Bu şampiyonklukla Nef Stadı’nda oynanacak yılın son derbisi de gerilimden, stresten, didişmeden ve çatışmadan soyutlanmış olacak. Centilmence karşılıklı saygıya dayalı bir kapanış derbisi bekliyoruz.
Tabii, sezonun en iyi takımı olmanın yanı sıra bir de “muhteşem” golcüsü vardı Galatasaray’ın: Mauro İcardi. Adam her pozisyona her koşula göre en uygun yerde vaziyet alıyor gereğini yapıyordu.
Dün rekor kırarak üst üste attığı 7. ve 8. golleri, hem O’nu oynatan takımın hem de kendi bireysel kalitesinin ürünüydü. Sağından Rashica’nın solundan Kerem’in attığı 2 topa ayağıyla ve kafasıyla akıllı dokunuşlarla golleri sabırsızlıkla bekleyenlerin ateşini alıverdi..

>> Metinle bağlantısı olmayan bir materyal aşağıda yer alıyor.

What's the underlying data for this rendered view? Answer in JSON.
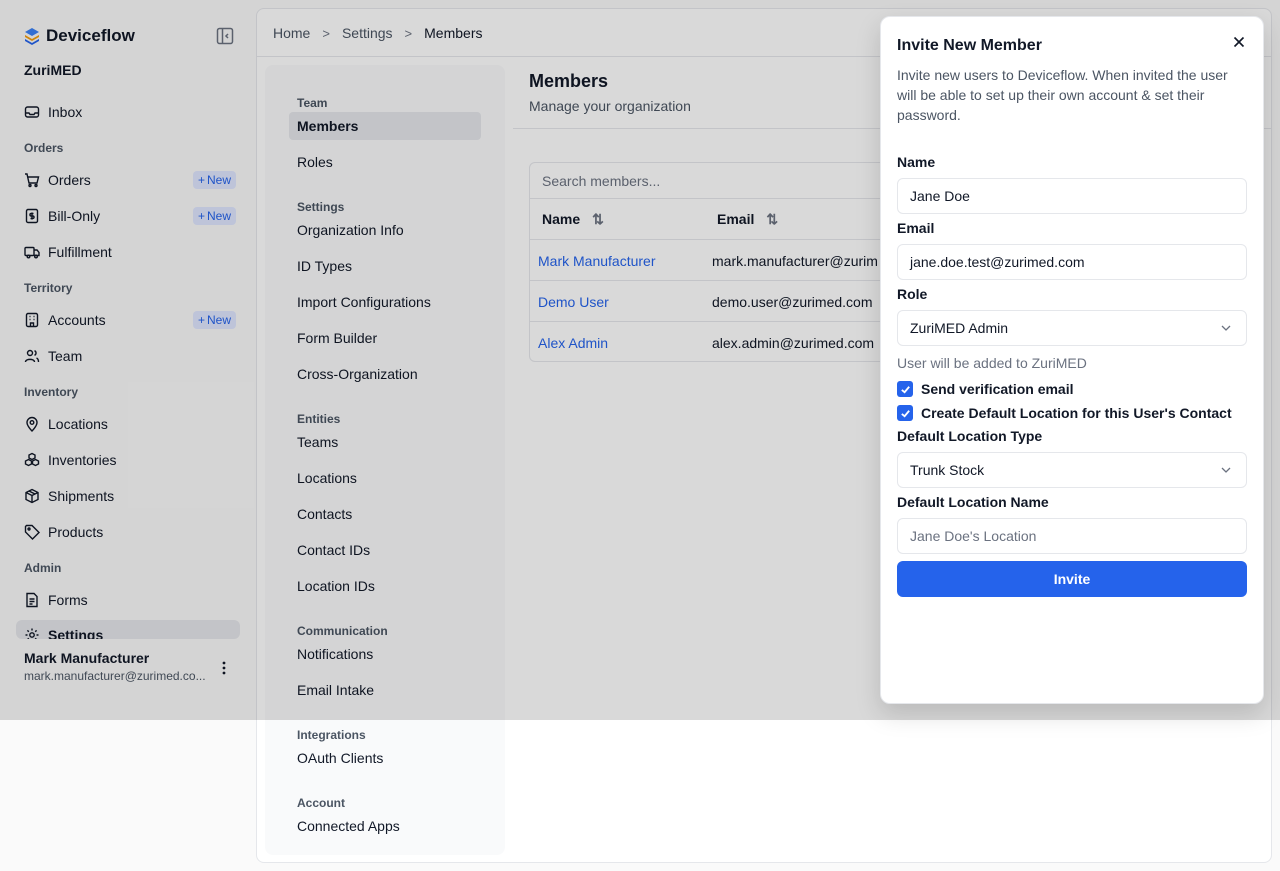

Maçın bütününe de bakalım… Şampiyon takım sağdan soldan ortadan ataklarla hücum organizasyonları yaparken, topa sahip olan taraftı ama, onların yarısı kadar top kullanan Ankaragücü de çok çabuk gol pozisyonlarına giriyordu. Muslera, Abdülkerim ve Nelsson ev sahibinin ataklarıyla uğraşırken yağmur altında buram buram terlemiş olmalılar. Bekler bu baskıdan o kadar etkilenmediler. Oyunu iki yönlü oynuyorlardı. Özellikle Boey’in sağ kanattaki atakları göz dolduruyordu.
Ankaragücü üçlü savunmasının önünde dörtlü bir orta alan oluşturmuştu. Diack, Djakanoviç, Taylan ve Hasan Ali ile hem savaştılar, hem de gol pozisyonları ürettiler. 7 ve 39’da atılan İcardi gollerine arada Taylan’ın asistiyle Milson’dan (16’) bir sayı ile maçın heyecan katsayısını yükselttiler. Tolunay Kafkas’ın takımı “konu mankeni” değil, şampiyona meydan okuyan bir rolün sahibiydi dün. Çok değerli konuklarına karşı aynı değer ve kaliteyle iyi bir ev sahipliği sergilediler. 73’de gelen Barış Alper Yılmaz golü maçın stresini ortadan kaldırdı. Ankaragücü’nün maça ortak olma gayretleri tükendi. O dakikadan sonra konukların düğünü başladı. Bir çiçek de Oliveira’dan geldi.
Ayrıntılarla yazıyı uzatmak istemiyorum. Dün sadece bir maç değil, sezonun ödülünü kazandı Galatasaray. Hak edilmiş galibiyetler ve uzun soluklu serilerle her takıma güçlerini gösterdiler. Galatasaraylı futbolcular yerli-yabancı tek bir bütün olarak aynı havayı soluyup, aynı özgüvenle koşarak maraton ipini göğüslediler. Bu başarıda elbette Başkan Dursun Özbek ve Başkan Vekili Erden Timur’un takımı oluşturmada, finanse etmede önemli katkıları var. Peki bu güzel pastayı hazırlayan usta kimdi? Elbette Okan Buruk ve yardımcıları…
İcardi çileğiyle, Muslera mayasıyla Kerem aklıyla Toreira ve Oliveira sosuyla hep birlikte öyle tatlı bir zafer kazandılar ki… Ellerine, ayaklarına, emeklerine sağlık!